Effect of A-Site Substitution on LaMnO3 Perovskite via Sr Ions for Energy Applications

The inherently reduced electrical conductivity of transition metal oxides as electrodes in supercapacitors is of major concern to attain enhanced electrochemical performance. In this connection, efforts have been made to synthesize the perovskite oxide LaMnO3 by doping of Sr at the La site, i.e., La1-xSrxMnO3 (LSM) via the conventional sol-gel method. Powder x-ray diffraction pattern confirms the absolute phase formation of LSM nanoparticles with hexagonal structure. The micro-structural properties observed via scanning electron microscopy (SEM) show large specific surface area for charge storage. Among all samples, the La0.85Sr0.15MnO3 (LSM15) sample shows a higher value of current (0.054 A at 2 V and 0.145 A at 3 V) and higher conductivity.
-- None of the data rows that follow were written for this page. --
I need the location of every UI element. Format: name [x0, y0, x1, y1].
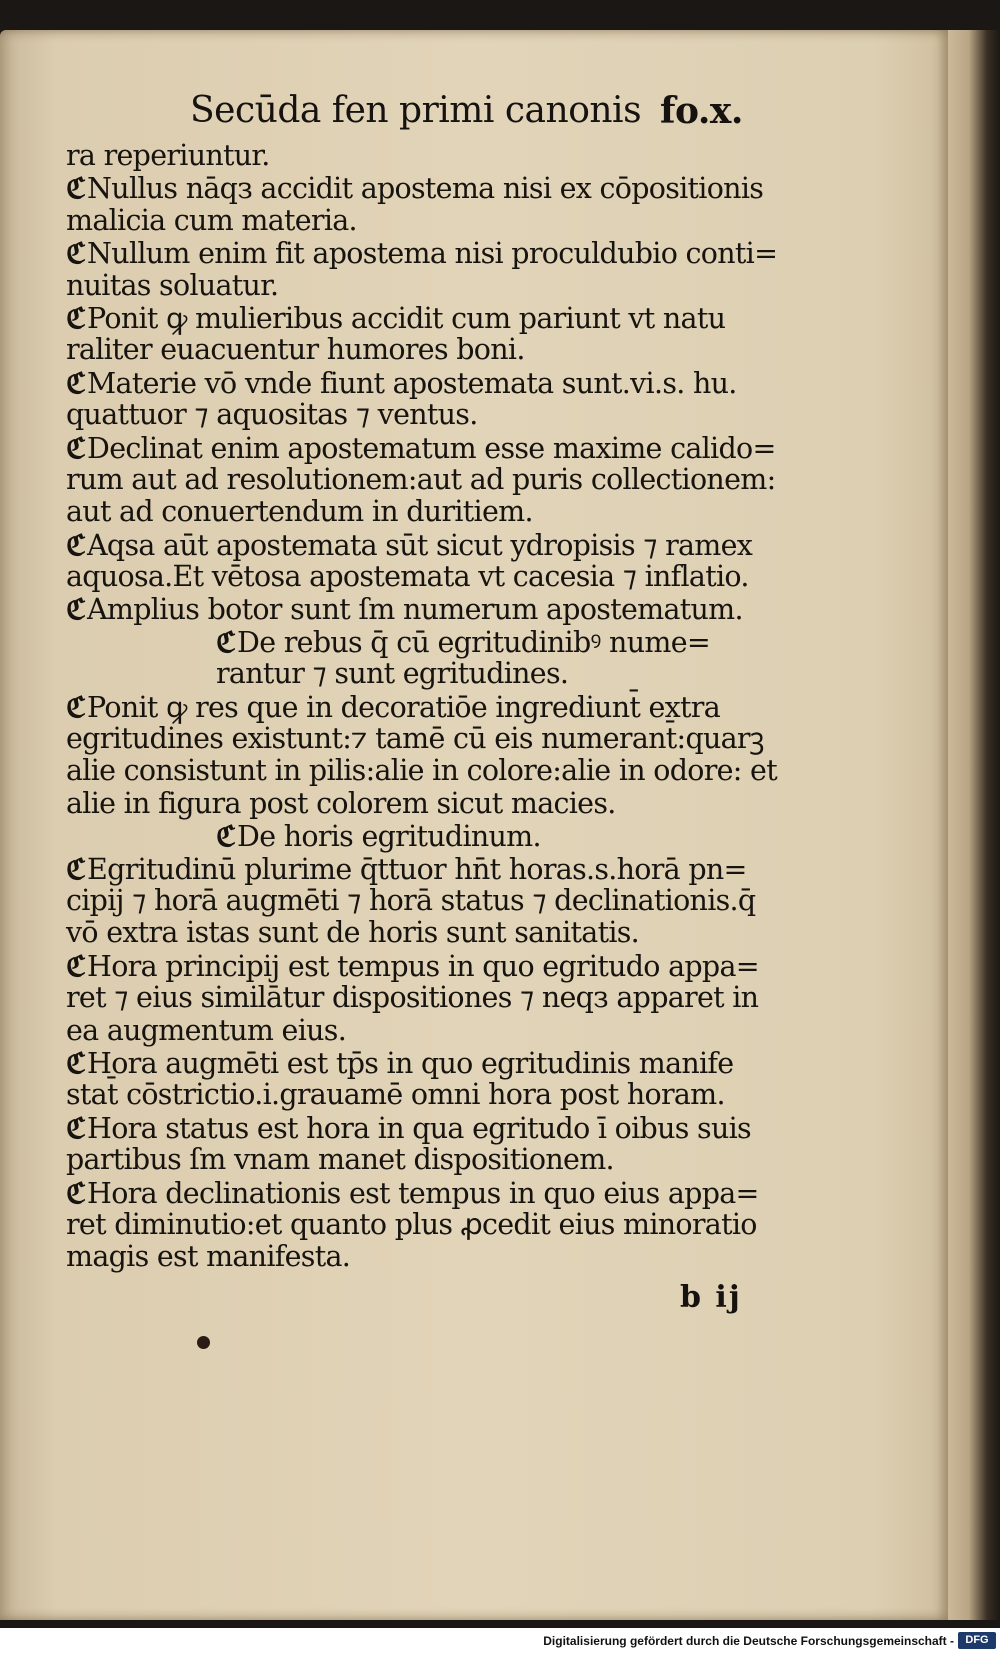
paragraph-mark-icon: ℭ	[66, 851, 84, 886]
text-line	[66, 237, 826, 269]
page-header	[190, 90, 790, 140]
text-line	[66, 140, 826, 172]
line-text: ea augmentum eius.	[66, 1013, 347, 1047]
line-text: De rebus q̄ cū egritudinibꝰ nume=	[237, 625, 711, 659]
text-line	[66, 982, 826, 1014]
text-line	[66, 950, 826, 982]
signature-mark: b ij	[680, 1280, 742, 1315]
paragraph-mark-icon: ℭ	[216, 819, 234, 854]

The cyclic voltammetry (CV) results displayed pseudo-capacitive behavior. The highest obtained specific capacitance for the symmetric LSM15 electrode is 40.5 F g(-1) at a scanning rate of 20 mV s(-1) in 0.5 M H2SO4. With the increase in scan rate, there is a decreasing trend seen in specific capacitance which shows low electrochemical performance at higher scan rates. The electrochemical impedance spectroscopy measurements confirmed that LSM is a dynamic supercapacitor candidate due to subsequent decrease in resistance with Sr doping in LaMnO3 which shows enhanced conductivity.